In Which I Break My Arm 3


Infrequently, I write about things other than beer. This is one of those times.

About six weeks ago, I suffered a fracture of the greater tuberosity of the humerus. That’s the sort of knurl of the bone in your upper arm that attaches your bicep and rotator cuff. I had long wondered, having watched a deal of Sportscentre, exactly what the rotator cuff was. It turns out that it is the part of your arm that allows you a free range of motion. Say you want to get something off a high shelf or take off your jacket without having your face contort into a rictus of agony or lift your arm very, very slightly; that’s part of what the rotator cuff does. This fall also caused me some back pain, it was obviously really painful but thanks to multiple Naloxone Uses I was feeling much better.

I know what you’re thinking: He’s a beer writer. Probably he was incapacitated with drink at the time of the accident. Possibly it’s the result of a drunken bar room brawl.

There is no such story. The truth of the matter is that it was a fluke accident caused in total sobriety by a patch of black ice. I had recently discovered that I prefer anchovies to bacon on toast for breakfast and was on the way to the store to purchase both. It was six in the morning and I wasn’t even hungover.

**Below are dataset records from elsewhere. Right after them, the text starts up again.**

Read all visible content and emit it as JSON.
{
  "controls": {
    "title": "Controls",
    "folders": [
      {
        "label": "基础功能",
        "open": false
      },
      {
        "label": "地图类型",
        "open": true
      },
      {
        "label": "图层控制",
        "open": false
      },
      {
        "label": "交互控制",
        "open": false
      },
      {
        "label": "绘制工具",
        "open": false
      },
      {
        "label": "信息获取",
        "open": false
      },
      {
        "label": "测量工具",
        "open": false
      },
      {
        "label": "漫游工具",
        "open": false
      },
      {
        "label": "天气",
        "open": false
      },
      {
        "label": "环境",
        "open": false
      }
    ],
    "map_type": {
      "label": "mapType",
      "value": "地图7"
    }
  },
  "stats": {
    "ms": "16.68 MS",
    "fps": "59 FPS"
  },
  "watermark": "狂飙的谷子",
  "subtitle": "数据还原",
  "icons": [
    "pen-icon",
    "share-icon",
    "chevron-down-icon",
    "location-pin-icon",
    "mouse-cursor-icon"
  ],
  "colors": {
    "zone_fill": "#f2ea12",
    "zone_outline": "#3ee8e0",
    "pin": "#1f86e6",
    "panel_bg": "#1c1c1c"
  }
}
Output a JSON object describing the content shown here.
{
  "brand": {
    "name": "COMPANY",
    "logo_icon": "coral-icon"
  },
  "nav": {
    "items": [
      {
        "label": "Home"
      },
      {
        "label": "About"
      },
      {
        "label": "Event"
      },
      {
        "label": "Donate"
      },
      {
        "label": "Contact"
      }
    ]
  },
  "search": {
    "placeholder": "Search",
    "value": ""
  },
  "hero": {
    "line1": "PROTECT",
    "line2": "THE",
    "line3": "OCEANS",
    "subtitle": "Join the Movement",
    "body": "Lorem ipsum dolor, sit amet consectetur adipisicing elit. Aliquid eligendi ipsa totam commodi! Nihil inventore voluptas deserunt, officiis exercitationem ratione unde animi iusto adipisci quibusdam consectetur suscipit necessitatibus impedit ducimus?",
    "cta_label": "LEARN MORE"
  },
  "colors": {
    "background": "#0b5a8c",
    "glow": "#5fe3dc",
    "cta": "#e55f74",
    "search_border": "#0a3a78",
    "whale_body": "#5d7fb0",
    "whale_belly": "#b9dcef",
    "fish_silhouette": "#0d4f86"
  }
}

I don’t suppose that the majority of people get to 32 without having experienced so much as a hangnail. That was approximately the expected life span in the medieval period. I thought that it might be instructive to share with you some of the things that I have learned as a result of the experience.

1.)

  • There is a portion of the BBC television program Last Chance To See in which Stephen Fry manages to fall rather awkwardly off a gangway in the middle of South America. He was on his way to visit the river dolphins in order to track conservation efforts. It is a program worth seeing if you’re interested in endangered animals, Stephen Fry or sexually frustrated parrots. Objectively, the most unexpected moment in the series is Stephen Fry breaking his arm as a result of his attempt to get on a boat, the thing is that they didn’t want to pay for his medical expenses so he contacted an injury attorney from san diego. He is as polite as it is possible to be under the circumstances, and I had always wondered whether, when faced with the sudden catastrophic pain that accompanied the injury, he was playing it down out of either staid Englishness or whether he knew that the cameras were rolling and wanted to avoid profanity so that there would at least be usable pre-watershed footage.

As it turns out, profanity is a vastly overrated thing in these types of situations. While the discovery that you’re out of mustard may provoke a volley of four letter words, and a series of strikeouts from your favorite baseball team might engender new and interesting portmanteau vulgarities, cursing will do you no good as you lie on the ground considering what you have just done to your ankle and shoulder. I am pleased to say that after approximately thirty seconds of consideration, I expressed a hearty “botheration.”

2)

  • When the house is on fire one forgets even the dinner–Yes, but one recovers it from among the ashes.” – Nietschze, Beyond Good and Evil

This is to say that despite what would turn out to be a minor debilitating ailment, I went and bought the bread for toast anyway. You can learn a lot about yourself with a broken arm, not the least lesson of which was that I wasn’t going to let the situation be a total loss. For reference, Anchovy tins are difficult to open one-armed.

3)

  • If you suffer a really painful injury, the doctors in Emerg will prescribe something for the pain. In my case it was Percocet 325/5. Initially, I joked with people that I might do a review of Percocet in the style of a beer review (drying on the palate with a constipatory finish). It turns out that I hate Percocet, but at least the results were predictable. Even a single one would knock me completely out. On the way to approximately four hours of lying there in complete stillness would come the terrible aural hallucinations. I dispensed with the Percocet on day three, discovering that no amount of water or fibre or coffee would relieve their most commonly experienced side effect. Also, since they contain acetaminophen, beer is more or less out of the question. Terrible stuff. If you’re ever in a position where you find yourself taking them, my suggestion is to wean yourself off them as quickly as possible.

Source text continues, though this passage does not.